Among the points addressed in the survey is industry concern related to the pandemic and the impact on business and the economy. A total of 62% of respondents are concerned about achieving their business goals in the next three months. To make this a little more personal to the stone industry, Stone World reached out to our contributing columnist, and former fabricator himself, Eric Tryon, founder and former CEO of Premier Surfaces, to offer some advice.
“The priorities of a business have just changed overnight,” he said. “Executives should not feel guilty putting the current year’s business plan and goals on hold. Leadership teams should be applying their focus and energy on the here and now. It will not be easy; difficult decisions will have to be made. Executives who have the courage to embrace and act on this strategy will usually live to come out on the other side.”
Tryon recommends conserving cash immediately by reducing expenses; payroll being the biggest necessary reduction which is also the hardest because people and emotions are involved. “Most business owners make their biggest mistakes in this particular area,” he said. “They don't cut expenses fast enough or deep enough. They need to anticipate and make the hard decisions without allowing the emotion to get in the way.”
Additional suggestions include:
- Leverage lines of credit immediately
- Negotiate with suppliers and vendors
- Get creative and look to service customer channels that are still thriving
- Biggest recommendation - stand up, get out front and LEAD your teams. Create a regular communication forum and transparently share the plan with the entire team.

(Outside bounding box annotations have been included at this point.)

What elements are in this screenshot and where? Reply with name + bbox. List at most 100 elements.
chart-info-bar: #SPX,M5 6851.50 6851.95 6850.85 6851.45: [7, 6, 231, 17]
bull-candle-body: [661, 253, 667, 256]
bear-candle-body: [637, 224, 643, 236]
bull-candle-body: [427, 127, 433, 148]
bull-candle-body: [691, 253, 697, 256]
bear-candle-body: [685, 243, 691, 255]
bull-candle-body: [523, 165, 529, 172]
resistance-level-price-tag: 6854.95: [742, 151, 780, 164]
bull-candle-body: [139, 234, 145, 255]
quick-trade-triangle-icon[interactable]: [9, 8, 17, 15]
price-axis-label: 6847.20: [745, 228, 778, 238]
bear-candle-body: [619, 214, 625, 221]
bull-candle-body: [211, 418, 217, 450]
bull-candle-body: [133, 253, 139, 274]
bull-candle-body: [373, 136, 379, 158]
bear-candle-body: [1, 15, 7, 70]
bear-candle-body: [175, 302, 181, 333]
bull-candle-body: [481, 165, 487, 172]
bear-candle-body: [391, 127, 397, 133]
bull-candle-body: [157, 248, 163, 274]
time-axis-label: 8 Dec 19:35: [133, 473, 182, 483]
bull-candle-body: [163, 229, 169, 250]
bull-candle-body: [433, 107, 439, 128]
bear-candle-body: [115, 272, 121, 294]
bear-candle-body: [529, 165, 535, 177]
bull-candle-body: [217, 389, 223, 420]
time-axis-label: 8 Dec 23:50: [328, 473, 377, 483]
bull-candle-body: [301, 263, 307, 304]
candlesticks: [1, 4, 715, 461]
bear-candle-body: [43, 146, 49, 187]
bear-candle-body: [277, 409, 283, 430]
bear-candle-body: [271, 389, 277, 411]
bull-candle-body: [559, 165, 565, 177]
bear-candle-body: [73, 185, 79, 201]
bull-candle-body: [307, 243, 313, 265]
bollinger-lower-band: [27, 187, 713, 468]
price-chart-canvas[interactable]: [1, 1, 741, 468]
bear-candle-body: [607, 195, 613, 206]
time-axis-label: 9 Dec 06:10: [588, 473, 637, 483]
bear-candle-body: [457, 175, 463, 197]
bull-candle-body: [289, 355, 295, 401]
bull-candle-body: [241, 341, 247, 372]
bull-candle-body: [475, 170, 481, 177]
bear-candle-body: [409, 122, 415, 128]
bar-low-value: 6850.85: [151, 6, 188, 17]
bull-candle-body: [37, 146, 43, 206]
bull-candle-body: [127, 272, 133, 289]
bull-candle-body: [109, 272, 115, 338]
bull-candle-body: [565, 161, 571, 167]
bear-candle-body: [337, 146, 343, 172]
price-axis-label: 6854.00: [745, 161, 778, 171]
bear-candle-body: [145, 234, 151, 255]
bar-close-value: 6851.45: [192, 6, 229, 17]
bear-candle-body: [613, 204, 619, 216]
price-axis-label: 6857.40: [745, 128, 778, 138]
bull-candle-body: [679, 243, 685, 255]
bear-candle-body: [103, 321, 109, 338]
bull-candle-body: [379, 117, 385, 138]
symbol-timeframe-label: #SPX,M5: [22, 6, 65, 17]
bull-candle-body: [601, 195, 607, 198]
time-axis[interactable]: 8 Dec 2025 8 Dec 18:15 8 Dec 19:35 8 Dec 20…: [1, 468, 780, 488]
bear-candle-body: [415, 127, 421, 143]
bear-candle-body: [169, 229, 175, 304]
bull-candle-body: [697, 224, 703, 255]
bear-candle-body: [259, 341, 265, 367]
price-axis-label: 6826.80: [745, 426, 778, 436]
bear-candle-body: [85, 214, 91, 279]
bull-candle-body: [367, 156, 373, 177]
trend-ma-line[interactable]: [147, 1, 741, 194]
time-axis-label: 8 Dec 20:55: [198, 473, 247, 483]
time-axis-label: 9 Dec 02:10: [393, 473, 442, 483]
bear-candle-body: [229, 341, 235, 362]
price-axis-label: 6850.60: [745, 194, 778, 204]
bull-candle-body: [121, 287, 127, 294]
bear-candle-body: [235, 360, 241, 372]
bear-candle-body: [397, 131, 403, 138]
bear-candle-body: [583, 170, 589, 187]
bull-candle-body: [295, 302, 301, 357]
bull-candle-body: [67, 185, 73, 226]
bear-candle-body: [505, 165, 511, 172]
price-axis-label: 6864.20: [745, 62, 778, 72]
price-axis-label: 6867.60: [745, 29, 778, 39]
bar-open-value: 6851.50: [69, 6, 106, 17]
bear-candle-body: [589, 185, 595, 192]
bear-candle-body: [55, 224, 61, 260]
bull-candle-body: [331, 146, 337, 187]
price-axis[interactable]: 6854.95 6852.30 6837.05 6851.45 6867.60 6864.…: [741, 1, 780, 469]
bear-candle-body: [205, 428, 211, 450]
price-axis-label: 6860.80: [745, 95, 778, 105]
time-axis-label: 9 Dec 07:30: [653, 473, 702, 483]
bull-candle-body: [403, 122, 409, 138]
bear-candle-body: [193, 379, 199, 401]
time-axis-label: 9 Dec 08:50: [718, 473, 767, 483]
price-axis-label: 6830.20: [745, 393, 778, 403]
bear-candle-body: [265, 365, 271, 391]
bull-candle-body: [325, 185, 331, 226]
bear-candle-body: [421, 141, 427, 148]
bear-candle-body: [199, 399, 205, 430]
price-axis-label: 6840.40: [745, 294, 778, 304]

A larger group of respondents (54%) are worried about business stability over the next 12 months. To combat this, Tryon said, “Don't sit back and wait. Be proactive to take control of the future. I prefer to respond to an event and circumstances verses reacting. There is a big difference.
“The reality of the situation is what it is: How does a business owner make their company come out of the back end of this situation stronger and more efficient than its competitors?,” Tryon went on to say. “Yes, there will be short-term uncertainty, however, the markets will eventually stabilize and I believe will come back stronger than ever due to the thriving pre-COVID-19 economy which will gain a substantial boost from all the additional government stimulus resources introduced into the market. Relax, take some deep breathes. It's all about perspective, actions and leadership.”
Another point of concern with respondents (47%) is with supply chain interruption. “I don't anticipate this to be a big issue of scale long term,” said Tryon. “There may be some areas that are impacted, however, long-term supply chains should be able to recover.”